Technology & Impatience
This is where Sinek talked about instant gratification, which I touched on in another blog post. This is the idea that constantly getting what you want is a bad thing. So to combine parents telling kids that they are special all the time and giving them everything they want when they want it is and the instant gratification social media gives kids… this was just a set up for a disaster. How no one saw this coming is incredible. If we want to watch a movie we can stream it online, if we want to was a TV we can binge the whole season, we can basically get anything we want whenever we want it. So the problem with this is that it leads to incredibly bratty children. Just think of the little rich girl from Willy Wonka and the Chocolate Factory… same thing. So now they expect the perfect Disney Princess life style where a prince swoops into our lives and we are instantly in love. That need for everything to be instant goes beyond love, but happiness and the workforce.

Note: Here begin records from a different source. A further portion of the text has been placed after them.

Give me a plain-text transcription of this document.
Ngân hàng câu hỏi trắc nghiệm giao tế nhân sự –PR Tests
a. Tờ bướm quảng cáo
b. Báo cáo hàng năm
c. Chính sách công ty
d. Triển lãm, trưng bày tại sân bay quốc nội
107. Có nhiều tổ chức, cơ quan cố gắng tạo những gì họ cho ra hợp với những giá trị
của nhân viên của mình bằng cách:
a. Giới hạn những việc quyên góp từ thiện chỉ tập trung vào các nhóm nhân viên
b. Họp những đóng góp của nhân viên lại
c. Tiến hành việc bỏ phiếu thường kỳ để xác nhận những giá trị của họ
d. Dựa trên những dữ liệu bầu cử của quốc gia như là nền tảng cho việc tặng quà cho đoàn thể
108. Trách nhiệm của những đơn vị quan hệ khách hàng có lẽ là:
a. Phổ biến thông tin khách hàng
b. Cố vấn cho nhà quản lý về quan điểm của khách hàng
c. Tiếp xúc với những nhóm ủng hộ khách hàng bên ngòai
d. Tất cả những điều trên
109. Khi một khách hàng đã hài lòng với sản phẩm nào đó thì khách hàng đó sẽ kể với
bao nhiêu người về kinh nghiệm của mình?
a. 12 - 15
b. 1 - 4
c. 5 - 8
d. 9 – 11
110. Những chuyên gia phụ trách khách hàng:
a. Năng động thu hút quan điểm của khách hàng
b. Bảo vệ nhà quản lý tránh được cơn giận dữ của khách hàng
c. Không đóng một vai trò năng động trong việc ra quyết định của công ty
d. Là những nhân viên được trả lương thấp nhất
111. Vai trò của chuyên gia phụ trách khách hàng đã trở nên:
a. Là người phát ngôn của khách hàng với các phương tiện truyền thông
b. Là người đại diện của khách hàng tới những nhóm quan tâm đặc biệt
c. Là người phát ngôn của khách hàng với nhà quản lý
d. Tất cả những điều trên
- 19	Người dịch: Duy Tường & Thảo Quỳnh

In this section of the video, Sinek essentially says that if you want to work successfully with millennials you have to provide them with an environment that makes them feel like they are actually making an impact. Their lives have all been handed them on a silver platter and when they left home to join the real world, the facade their parents and technology built came crumbling down. That left the lazy, depressed, and entitle millennials we all know and love. Sinek is suggesting that since millennials were dealt such a bad hand at life the work force has to change how they interact with their employees. Which to be honest, would not just benefit millennials. If these CEO’s and managers stopped seeing their workers as dollar signs and as actual people is that really a bad thing?
Although I agree with this video, I don’t think it tells the entire story. Yes, I do believe that low self-esteem and depression can be caused by poor parenting and instant gratification. However, you can’t place all the blame on two aspects of our lives. We are a generation that is growingly healthier, environmentally friendly, and generally aware of what is going on in the world thanks to social media. So when someone older sees a 20-something working at a dead-end job they see a lazy, depressed, entitled millennial with no drive because they are lost in the hopelessness of never “making an impact.” I see a 20-something working a job to be able to pay back the $30,000 worth of student loans they racked up going to college. I see a person who is going to have to teach their kids what a polar bear is only through pictures because there won’t be any left. I see a person who is going to have to teach their daughter that it is ok to a little bigger than the models on a magazine.
It is so easy to place the blame on technology and instant gratification… and I hear all the time from my own family “Why are you always on your phone?” This is a question I think so many older generations have because they just can’t fathom what could be so interesting to divert all our attention. Well, my response to you is: What is on my phone is a distraction. However, it is not a distraction from the boring conversation about the weather. It is a distraction from all the problems your generation caused.